The Big East Officials Association has not been completely unaffected by the official shortage. The Big East has had to completely cut their youth officiating as well as their junior varsity officiating for schools in the AISA. 

When the Big East was still doing youth sports, several of the officials would have to work up to four games a week. This resulted in some of their best officials experiencing burnout. 

Schools like Chambers Academy and Springwood that are in the AISA have been affected more than others by the officiating shortage. 

“I know they’ve had to move games to Thursdays and Saturdays just to have enough officials,” Barker said. “You know guys are double dipping. You got guys that are working two games. That’s great, but you don’t know if you’re getting the same quality of games on Friday night when you have a crew that just came off the field on Thursday night.”

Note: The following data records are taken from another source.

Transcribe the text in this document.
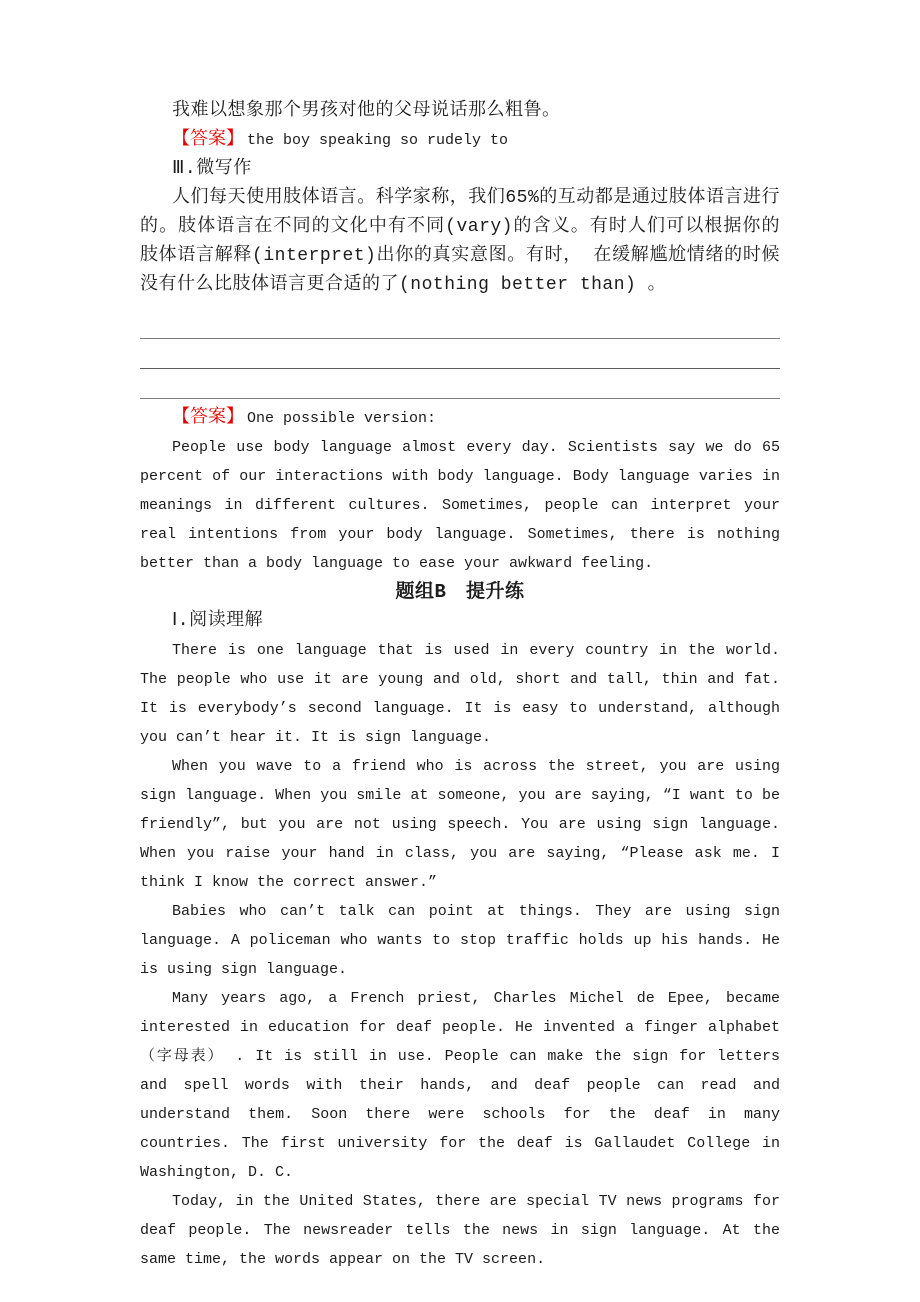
我难以想象那个男孩对他的父母说话那么粗鲁。

【答案】 the boy speaking so rudely to

Ⅲ.微写作

人们每天使用肢体语言。科学家称，我们65%的互动都是通过肢体语言进行的。肢体语言在不同的文化中有不同(vary)的含义。有时人们可以根据你的肢体语言解释(interpret)出你的真实意图。有时， 在缓解尴尬情绪的时候没有什么比肢体语言更合适的了(nothing better than) 。

【答案】 One possible version:

People use body language almost every day. Scientists say we do 65 percent of our interactions with body language. Body language varies in meanings in different cultures. Sometimes, people can interpret your real intentions from your body language. Sometimes, there is nothing better than a body language to ease your awkward feeling.

题组B　提升练

Ⅰ.阅读理解

There is one language that is used in every country in the world. The people who use it are young and old, short and tall, thin and fat. It is everybody’s second language. It is easy to understand, although you can’t hear it. It is sign language.

When you wave to a friend who is across the street, you are using sign language. When you smile at someone, you are saying, “I want to be friendly”, but you are not using speech. You are using sign language. When you raise your hand in class, you are saying, “Please ask me. I think I know the correct answer.”

Babies who can’t talk can point at things. They are using sign language. A policeman who wants to stop traffic holds up his hands. He is using sign language.

Many years ago, a French priest, Charles Michel de Epee, became interested in education for deaf people. He invented a finger alphabet （字母表） . It is still in use. People can make the sign for letters and spell words with their hands, and deaf people can read and understand them. Soon there were schools for the deaf in many countries. The first university for the deaf is Gallaudet College in Washington, D. C.

Today, in the United States, there are special TV news programs for deaf people. The newsreader tells the news in sign language. At the same time, the words appear on the TV screen.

Barker believes that the Big East Officials have been able to avoid some of the issues with the shortage due to the system that they have in place. 

“We have a good group of guys that get along with each other,” Barker said. “We do things that other associations don’t do.”

One thing that the Big East does differently is setting up crews for the entire football season. Barker believes that this helps the officials to build more of a relationship with each other and enjoy getting on the field more.

A problem that all officiating groups are facing is the average age of the officials. So far, the younger generation is not participating in officiating as much as Barker would like to see. 

“The average age is 50 plus,” Barker said. “I’m 44, and I’m considered one of the young bucks. We’re trying to get some younger guys in there.”

An issue that Barker has seen with the younger generation is a lack of communication or conflict resolution skills. 

“There’s some soft skills that we’re training the newer generation on how to talk to officials face to face,” Barker said. “

The Big East Officials Association is working to build communication skills and teach some younger officials how to handle certain situations. 

Barker attributes some of the issues with face to face interactions to social media. He stated that the younger generation has gotten used to doing most of their interactions online. In those avenues, someone can just block or “ghost” someone to avoid confrontation. 

“You can’t ghost Adam Hunter asking you about a call on Friday night,” Barker said.

Barker believes that the main reasons that younger officials quit is due to money and getting heckled by fans or coaches.